そしてまた誇らしげにそれを私に報告するのだろうか。
私はまたそんな想像をして一人胸を痛めるのだ。
やりきれない思いは行き場を失くし、いっそのことため息となって消えてくれればと願う。
そんな願いは虚しく、想像は現実となってまた突き付けられる。
いっそのこと逃げることができたら……。
イチくんを好きになってしまった以上、逃げられるはずなんてないのに。
奈那の全てを知った上で、イチくんが私の腕を引き寄せたあの夜に戻ったとしても、私はやっぱりイチくんを好きになるのだろうか。

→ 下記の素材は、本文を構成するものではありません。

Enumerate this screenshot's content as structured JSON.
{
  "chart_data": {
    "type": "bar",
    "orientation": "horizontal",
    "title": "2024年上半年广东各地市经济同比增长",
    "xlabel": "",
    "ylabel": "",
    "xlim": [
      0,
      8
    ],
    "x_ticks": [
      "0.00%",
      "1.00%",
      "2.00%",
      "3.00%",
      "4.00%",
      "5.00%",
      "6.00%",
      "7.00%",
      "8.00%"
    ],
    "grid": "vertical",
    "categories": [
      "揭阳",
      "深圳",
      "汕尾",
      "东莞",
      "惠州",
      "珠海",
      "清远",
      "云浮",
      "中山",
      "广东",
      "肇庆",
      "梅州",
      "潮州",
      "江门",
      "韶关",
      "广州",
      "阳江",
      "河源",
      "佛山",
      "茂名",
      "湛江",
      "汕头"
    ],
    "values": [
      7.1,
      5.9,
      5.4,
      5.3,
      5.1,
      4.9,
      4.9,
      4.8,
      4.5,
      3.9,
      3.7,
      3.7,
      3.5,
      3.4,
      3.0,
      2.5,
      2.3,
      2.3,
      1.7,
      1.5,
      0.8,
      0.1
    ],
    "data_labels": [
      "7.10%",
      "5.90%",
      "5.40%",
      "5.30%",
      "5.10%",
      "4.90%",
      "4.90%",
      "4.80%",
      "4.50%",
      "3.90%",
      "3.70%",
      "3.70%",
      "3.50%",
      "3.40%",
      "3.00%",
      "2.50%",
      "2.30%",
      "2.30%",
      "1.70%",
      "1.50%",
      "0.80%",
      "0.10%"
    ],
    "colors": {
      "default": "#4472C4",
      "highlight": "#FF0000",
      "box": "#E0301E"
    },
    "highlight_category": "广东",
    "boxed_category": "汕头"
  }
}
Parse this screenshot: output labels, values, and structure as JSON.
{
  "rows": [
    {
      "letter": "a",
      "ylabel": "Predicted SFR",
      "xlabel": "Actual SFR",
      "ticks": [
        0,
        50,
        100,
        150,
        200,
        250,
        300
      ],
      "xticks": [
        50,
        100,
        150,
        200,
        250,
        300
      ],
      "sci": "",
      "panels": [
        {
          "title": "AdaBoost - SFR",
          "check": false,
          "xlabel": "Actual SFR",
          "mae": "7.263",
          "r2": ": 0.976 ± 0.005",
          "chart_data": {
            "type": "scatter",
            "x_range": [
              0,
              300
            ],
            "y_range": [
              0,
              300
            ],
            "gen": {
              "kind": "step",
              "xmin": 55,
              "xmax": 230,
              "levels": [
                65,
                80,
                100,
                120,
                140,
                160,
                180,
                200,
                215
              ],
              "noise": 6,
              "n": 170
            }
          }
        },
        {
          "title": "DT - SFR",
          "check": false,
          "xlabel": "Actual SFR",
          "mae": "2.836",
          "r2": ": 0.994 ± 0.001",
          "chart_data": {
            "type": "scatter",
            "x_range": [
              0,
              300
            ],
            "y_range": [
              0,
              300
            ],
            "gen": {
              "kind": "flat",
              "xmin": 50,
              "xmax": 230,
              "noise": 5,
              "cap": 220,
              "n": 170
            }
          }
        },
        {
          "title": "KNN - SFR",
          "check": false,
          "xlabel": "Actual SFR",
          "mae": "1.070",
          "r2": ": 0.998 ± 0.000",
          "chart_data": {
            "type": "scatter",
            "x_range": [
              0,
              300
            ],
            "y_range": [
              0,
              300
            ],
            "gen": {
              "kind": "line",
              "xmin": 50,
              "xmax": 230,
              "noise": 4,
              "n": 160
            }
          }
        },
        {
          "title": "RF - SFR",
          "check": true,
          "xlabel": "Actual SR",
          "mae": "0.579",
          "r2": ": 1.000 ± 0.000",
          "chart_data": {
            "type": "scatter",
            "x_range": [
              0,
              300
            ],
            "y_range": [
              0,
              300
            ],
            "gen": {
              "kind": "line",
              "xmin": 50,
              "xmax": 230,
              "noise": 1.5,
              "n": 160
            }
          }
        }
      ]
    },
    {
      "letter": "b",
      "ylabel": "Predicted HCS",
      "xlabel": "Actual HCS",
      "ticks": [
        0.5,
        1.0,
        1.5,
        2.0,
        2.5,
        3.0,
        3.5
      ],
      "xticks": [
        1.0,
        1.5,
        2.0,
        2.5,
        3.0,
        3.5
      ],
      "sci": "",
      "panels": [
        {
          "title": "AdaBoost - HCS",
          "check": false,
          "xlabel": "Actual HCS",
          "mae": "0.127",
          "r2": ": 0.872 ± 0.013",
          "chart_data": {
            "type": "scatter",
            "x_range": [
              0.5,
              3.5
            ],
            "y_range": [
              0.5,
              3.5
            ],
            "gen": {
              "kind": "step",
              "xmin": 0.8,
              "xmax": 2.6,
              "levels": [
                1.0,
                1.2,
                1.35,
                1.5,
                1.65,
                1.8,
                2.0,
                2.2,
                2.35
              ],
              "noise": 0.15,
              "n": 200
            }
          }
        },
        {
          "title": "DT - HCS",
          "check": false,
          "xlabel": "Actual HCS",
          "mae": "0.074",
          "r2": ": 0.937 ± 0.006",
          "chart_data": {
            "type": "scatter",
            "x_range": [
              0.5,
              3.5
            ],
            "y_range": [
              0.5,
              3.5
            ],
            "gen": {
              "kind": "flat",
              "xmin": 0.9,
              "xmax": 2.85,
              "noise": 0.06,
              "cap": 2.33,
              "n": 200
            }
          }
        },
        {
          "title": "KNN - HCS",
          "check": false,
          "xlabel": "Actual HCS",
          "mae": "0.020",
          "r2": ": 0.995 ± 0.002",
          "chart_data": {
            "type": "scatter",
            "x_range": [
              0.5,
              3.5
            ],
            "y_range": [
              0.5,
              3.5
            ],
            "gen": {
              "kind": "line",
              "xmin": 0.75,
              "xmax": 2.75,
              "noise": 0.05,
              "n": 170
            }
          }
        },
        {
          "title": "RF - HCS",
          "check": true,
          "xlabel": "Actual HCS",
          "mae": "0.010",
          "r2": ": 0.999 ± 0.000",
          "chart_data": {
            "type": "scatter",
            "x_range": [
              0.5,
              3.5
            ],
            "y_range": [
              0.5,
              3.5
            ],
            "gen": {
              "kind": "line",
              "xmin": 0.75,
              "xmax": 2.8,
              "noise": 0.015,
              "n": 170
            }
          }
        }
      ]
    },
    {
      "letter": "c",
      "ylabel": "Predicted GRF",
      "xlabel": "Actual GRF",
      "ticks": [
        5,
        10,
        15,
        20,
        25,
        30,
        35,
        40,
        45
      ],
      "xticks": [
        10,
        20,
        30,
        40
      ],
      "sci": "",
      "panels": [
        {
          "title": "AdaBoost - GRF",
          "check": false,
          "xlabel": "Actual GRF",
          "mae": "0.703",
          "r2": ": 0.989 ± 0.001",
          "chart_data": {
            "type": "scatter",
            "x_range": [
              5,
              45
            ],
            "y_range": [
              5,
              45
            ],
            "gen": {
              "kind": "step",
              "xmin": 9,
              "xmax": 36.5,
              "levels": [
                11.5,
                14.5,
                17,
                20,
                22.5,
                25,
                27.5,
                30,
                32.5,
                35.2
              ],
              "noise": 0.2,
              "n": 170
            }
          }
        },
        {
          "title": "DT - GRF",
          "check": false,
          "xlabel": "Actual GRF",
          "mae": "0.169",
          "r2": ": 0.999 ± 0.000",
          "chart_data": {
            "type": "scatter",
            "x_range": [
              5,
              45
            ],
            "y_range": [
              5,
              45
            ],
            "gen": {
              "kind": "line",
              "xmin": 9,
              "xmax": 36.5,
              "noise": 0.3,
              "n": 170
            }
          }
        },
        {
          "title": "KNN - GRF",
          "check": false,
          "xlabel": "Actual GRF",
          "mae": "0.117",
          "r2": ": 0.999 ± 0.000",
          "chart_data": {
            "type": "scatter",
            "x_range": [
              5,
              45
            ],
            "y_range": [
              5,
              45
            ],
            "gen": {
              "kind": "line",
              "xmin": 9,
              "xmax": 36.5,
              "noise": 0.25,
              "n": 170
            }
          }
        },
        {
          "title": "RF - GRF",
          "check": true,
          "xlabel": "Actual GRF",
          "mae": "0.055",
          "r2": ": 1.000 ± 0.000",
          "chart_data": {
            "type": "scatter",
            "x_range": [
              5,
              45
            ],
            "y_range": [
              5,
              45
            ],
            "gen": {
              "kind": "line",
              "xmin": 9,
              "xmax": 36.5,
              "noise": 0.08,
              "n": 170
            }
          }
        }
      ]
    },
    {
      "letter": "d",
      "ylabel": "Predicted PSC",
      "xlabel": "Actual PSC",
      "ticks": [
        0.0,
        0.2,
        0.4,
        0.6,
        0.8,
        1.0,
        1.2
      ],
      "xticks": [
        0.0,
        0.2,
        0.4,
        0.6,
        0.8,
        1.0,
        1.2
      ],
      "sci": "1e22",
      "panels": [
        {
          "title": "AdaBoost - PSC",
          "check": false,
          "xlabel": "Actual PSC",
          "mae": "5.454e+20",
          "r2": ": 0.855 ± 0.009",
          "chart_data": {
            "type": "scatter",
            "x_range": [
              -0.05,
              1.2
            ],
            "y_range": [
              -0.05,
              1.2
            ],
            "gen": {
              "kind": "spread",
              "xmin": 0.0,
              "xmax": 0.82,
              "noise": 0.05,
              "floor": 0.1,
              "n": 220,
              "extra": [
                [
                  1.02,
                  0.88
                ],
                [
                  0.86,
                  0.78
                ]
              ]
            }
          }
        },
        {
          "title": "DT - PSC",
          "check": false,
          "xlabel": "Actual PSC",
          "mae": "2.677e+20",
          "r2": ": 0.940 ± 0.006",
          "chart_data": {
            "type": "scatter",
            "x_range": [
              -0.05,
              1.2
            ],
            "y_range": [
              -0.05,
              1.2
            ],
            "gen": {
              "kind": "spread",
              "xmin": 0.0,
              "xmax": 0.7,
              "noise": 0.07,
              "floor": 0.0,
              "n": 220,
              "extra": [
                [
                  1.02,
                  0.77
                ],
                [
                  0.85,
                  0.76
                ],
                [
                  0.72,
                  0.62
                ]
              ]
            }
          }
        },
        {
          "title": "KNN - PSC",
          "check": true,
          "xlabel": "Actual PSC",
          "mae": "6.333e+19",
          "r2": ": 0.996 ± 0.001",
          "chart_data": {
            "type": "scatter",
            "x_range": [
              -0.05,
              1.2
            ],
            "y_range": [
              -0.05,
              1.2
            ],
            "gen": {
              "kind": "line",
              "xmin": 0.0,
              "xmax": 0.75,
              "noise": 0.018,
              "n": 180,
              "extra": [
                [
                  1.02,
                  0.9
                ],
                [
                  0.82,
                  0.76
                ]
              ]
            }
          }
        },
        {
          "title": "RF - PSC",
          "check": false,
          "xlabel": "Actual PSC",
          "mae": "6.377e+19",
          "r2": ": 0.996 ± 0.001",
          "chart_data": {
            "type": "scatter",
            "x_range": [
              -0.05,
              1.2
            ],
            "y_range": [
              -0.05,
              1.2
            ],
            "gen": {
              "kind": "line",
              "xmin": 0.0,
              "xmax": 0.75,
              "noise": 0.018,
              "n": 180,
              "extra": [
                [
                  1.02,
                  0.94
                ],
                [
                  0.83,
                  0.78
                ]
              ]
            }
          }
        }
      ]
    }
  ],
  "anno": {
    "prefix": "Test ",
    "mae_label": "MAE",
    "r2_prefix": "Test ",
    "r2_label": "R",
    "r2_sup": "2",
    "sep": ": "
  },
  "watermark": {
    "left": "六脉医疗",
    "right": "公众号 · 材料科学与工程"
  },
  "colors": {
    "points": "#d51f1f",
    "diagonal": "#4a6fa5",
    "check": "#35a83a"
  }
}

こんなにも苦しい日々が待っているのだとわかっていても……。
「今度の金曜日集まらない?」
そんなとき蒼斗くんからのメールが来た。
私のイチくんへの気持ちを知って、協力しようとしてくれているのだろうか。
でも金曜日か。
「賛成!」
奈那がすぐに食いついた。
「俺も空いてる!」
少しして、イチくんからも返信があった。
生憎その日は仕事で外せない夜間の案件があった。
「ごめん、金曜は午後出社で夜遅くまで仕事なの」
おまけに翌日も休日出勤だ。
「そうだったんだ! ごめん、じゃあ別の日にしようか」
蒼斗くんが慌てて日程を調整しようとしてくれた。
「いいじゃん、地元なんだし、3人で集まろうよ」
そんな蒼斗くんの協力を奈那が帳消しにした。
そう、奈那は応援するとは言ったけれど、協力するなんて言ってない。
むしろ私の気持ちを知ってからは邪魔ばかりしている。
「美愛ちゃん、ごめんね。またの機会に!」
蒼斗くんの文面から申し訳なさが伝わってくる。
「美愛の分も楽しんでくるね~」
今のところ一応奈那は友達という立場たが、このあざとさには恐怖さえ覚える。
「次は美愛ちゃんの予定、優先させようね」
イチくんの文面から滲み出てくる優しさに目が霞む。
そう、意識なんてしなくたって、こういう言葉がさらっと出てくる。
誰にだって、そうなんだよね。
でも、そんなところも全部含めて私はあなたに恋をした。
「ありがとう。金曜日、楽しんでね」
私はそう返信すると、ため息をついてそのままベッドに倒れ込んだ。
今のままじゃ、多分イチくんは私の気持ちに気づかないまま……。
こんなことを続けててもずっと苦しいまま。
わかっているのに。
そんな葛藤が今日も私を惑わせて、苦しいなんて馬鹿みたい。
結局今日だって同じ、こんな毎日が過ぎていく。
もう何度もこんなにダメージを受けてるのに。
そろそろ強くなりたい。
そしてこんなの平気だよ、何ともないよって笑ってみたい。
だけどやっぱり私はまだまだ弱い……。